A jogger by the river, a banker in the office. Frank Fang is one of the tens of thousands of financial professionals in Shanghai's Lujiazui, also known as the "Wall Street" of China. Now a senior executive at HSBC China, Frank has come a long way from his first encounter with a foreign bank in the Chinese mainland. That was nearly 3 decades ago, in 1991.
FRANK FANG, EVP & HEAD OF COMMERCIAL BANKING HSBC BANK (CHINA) CO LTD. "That was the first year HSBC launched a recruitment program in China. I was young and curious about everything. The entire banking industry was so alien to me. The only experience I had was putting money in the bank and withdrawing. Three years of training programs, I was assigned back to China and my first position was IT manager. It was pretty challenging. I thought to myself, if I loved IT I would've joined IBM, not HSBC. So every day was a learning experience for us. What I did was to bring HSBC standard banking system into China. I was pretty confident after that job because I can build a bank by myself."
HSBC may have been a whole new playing field for Frank, but China was never alien to the bank, as a matter of fact, it was home. The Hong Kong and Shanghai Banking Corporation started out in 1865 with a clear and simple aim, to support trade along the Chinese coast. Over the years, trade became so much more extensive and varied, HSBC grew with the market and trade finance became its mainstay.

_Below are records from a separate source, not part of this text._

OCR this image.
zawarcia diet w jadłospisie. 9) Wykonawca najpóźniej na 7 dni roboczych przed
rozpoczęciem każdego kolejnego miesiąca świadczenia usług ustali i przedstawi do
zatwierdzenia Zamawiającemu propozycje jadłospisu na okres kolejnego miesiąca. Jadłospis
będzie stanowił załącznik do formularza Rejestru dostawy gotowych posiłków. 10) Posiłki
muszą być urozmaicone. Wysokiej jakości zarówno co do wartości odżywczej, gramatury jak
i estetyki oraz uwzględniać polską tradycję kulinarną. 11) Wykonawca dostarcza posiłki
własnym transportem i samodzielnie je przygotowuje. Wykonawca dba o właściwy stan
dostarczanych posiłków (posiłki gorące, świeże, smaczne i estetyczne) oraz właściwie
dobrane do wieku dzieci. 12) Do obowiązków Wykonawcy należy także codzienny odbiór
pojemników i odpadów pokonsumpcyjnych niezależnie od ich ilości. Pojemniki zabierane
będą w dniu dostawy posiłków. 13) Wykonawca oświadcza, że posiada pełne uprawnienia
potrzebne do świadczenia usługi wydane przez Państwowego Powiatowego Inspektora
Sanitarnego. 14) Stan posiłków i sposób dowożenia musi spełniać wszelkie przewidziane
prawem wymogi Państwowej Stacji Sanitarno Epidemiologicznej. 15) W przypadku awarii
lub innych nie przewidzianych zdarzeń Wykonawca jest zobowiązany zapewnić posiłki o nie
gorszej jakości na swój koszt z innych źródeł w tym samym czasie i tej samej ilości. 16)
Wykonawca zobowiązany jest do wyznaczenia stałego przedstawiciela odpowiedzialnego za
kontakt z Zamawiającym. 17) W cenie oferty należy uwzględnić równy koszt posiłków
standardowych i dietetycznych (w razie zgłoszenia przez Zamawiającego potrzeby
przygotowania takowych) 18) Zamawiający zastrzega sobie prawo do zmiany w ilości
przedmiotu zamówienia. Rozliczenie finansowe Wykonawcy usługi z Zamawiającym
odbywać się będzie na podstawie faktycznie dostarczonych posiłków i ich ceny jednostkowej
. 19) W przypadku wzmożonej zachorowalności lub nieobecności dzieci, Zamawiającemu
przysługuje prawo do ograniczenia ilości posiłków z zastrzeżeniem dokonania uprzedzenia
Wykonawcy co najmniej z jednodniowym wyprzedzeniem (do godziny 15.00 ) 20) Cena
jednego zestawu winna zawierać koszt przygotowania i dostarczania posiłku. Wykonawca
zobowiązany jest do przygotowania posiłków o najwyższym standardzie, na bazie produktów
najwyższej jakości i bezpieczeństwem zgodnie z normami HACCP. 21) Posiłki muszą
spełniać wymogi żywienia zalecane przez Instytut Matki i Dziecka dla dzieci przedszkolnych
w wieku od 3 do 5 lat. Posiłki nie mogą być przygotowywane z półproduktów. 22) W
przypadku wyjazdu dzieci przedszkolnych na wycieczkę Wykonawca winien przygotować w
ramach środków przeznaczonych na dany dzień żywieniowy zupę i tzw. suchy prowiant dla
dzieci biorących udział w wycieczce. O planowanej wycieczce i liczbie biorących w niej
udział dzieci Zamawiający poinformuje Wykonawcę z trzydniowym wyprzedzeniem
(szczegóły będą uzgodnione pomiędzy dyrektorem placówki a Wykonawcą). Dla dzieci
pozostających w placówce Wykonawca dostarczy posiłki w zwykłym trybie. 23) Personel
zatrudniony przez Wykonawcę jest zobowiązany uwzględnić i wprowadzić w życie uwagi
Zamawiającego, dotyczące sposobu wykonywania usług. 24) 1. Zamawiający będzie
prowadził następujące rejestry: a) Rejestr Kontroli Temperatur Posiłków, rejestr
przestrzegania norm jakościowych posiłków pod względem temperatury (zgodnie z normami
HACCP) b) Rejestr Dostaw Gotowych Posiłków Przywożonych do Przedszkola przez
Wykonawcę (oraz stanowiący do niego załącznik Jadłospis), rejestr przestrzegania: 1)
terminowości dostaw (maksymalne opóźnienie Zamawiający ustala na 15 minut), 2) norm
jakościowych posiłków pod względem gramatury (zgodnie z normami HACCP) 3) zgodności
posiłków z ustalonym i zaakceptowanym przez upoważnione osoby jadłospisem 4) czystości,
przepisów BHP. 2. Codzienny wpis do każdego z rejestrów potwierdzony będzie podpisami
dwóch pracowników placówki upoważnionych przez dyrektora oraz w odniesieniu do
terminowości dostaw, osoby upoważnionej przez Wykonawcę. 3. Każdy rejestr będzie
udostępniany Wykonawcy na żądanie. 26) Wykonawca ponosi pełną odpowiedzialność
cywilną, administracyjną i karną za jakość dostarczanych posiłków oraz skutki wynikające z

Throughout the 1920s, the SH office anchored HSBC's position as a dominant foreign bank in China. The bronze lions used to guard the SH office in the 1920s were so popular that the bank decided to keep it as a tradition. China's first steps at the end of the 1970s to reform and open up its economy provided new opportunities for foreign banks. In 1984, HSBC became the first international bank to be granted a banking license in the Chinese mainland since the founding of the PRC.